One silver lining, however, was joining an endometriosis support group, where a fellow member recommended an obstetrician and gynaecologist to her.
In October 2021, he diagnosed her with stage 4 endometriosis, as well as adenomyosis, where endometrial tissue grows into the muscle of the uterus. Cher’s endometriosis had also spread to her bowel.
Within a month, she underwent surgery to remove her womb and scrape off the affected parts of her bowel. During surgery, he found the cause of Cher’s unexplained fever – inflammation of cells in her body.
Having removed her womb, Cher no longer gets her period or suffers from pelvic and lower back pain. “I went to three hospitals, took more than 30 diagnostic tests, and spent over S$140,000 on medical bills before I successfully treated my endometriosis,” she said.
“I spent so much time going for tests and treatments that I lost a lot of bonding time with my kids and husband. During these two years my relationship with my family has also been slightly affected because of my mood swings.”

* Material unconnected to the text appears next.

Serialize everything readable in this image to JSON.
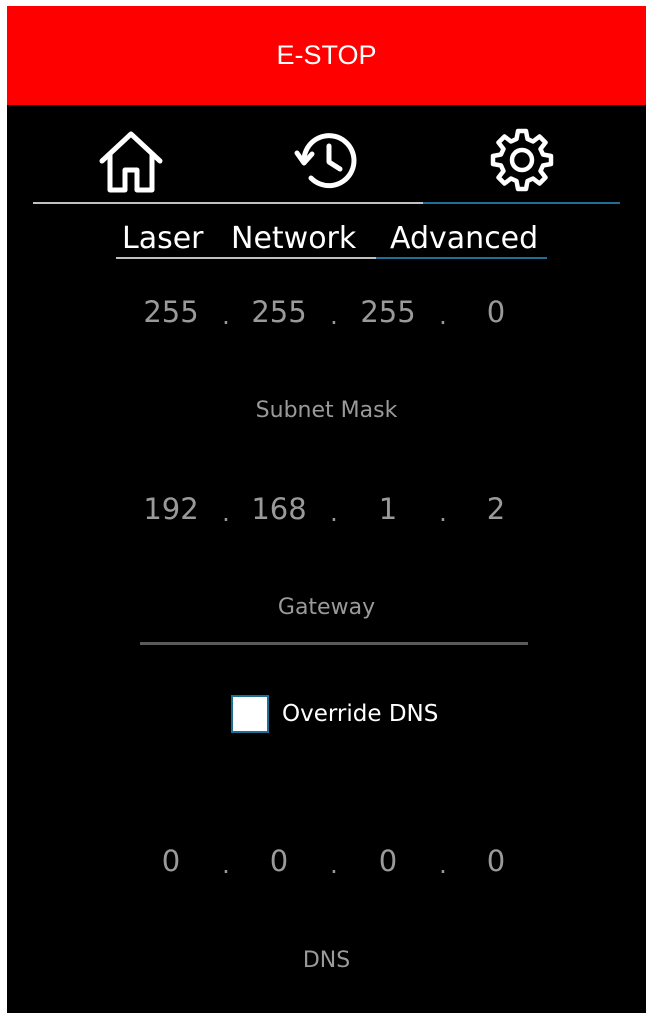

LET’S TALK ABOUT MENSTRUAL PROBLEMS
“Things may have been very different if my endometriosis had been detected and resolved earlier,” she said, noting that both patients and some GPs seem to have inadequate awareness of endometriosis.
“There is simply not enough information on endometriosis available – most of the women health talks are on cervical and ovarian cancer, and most public information don’t cover endometriosis or menstrual issues,” she said, adding that resources such as Doctor Anywhere’s Endometriosis Symptom Quiz could be helpful to increase patient awareness.
She also reflected that a possible issue is that most women don’t like talking about menstruation, and may even feel uncomfortable about seeking medical advice for such issues, especially from male doctors. In a Bayer and Doctor Anywhere survey of 1,212 women conducted this year, approximately one in two women said they felt uncomfortable talking to co-workers about female health issues.
As a result, misconceptions related to the topic might abound, such as the belief that cold water causes heavy menstrual flow, or that heavy flow is normal.
Her advice for other women: “Know your body well and trust your instincts. If you think you are not experiencing normal menstruation and this persists for a few cycles, don’t take it lightly. Seek professional help so that you don’t end up suffering for a year or two like me,” she said.
Having endured a lonely and difficult recovery journey, Cher also believes that it is important to normalise the conversation about menstruation and menstrual problems. This will help to put more accurate information out there so that such health issues may be detected faster and patients such as her can benefit from more understanding and support from those around them.